Trendellsohn stood pausing for a moment, and then he turned to the elder Zamenoy. "What do you say, sir? Is it true that these papers are at the house in the Kleinseite?"
"I say nothing," said Karil Zamenoy. "It seems to me that too much has been said already."
"A great deal too much," said the lady. "I do not know why I should have allowed myself to be surprised into giving you any information at all. You wish to do us the heaviest injury that one man can do another, and I do not know why we should speak to you at all. Now you had better go."
"Yes; you had better go," said Ziska, holding the door open, and looking as though he were inclined to threaten. Trendellsohn paused for a moment on the threshold, fixing his eyes full upon those of his rival; but Ziska neither spoke nor made any further gesture, and then the Jew left the house.
"I would have told him nothing," said the elder Zamenoy when they were left alone.
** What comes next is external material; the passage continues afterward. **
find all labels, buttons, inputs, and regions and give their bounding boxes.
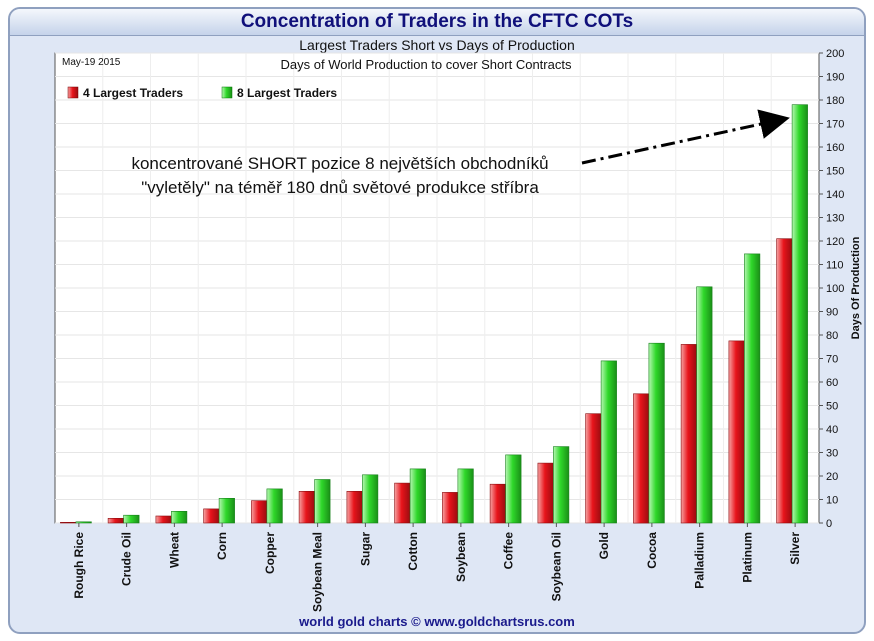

"My dear, you don't understand; indeed you do not," said his wife. "No stone should be left unturned to prevent such a horrid marriage as this. There is nothing I would not say — nothing I would not do."
"But I do not see that you are doing anything."
"Leave this little thing to me, my dear — to me and Ziska. It is impossible that you should do everything yourself. In such a matter as this, believe me that a woman is best."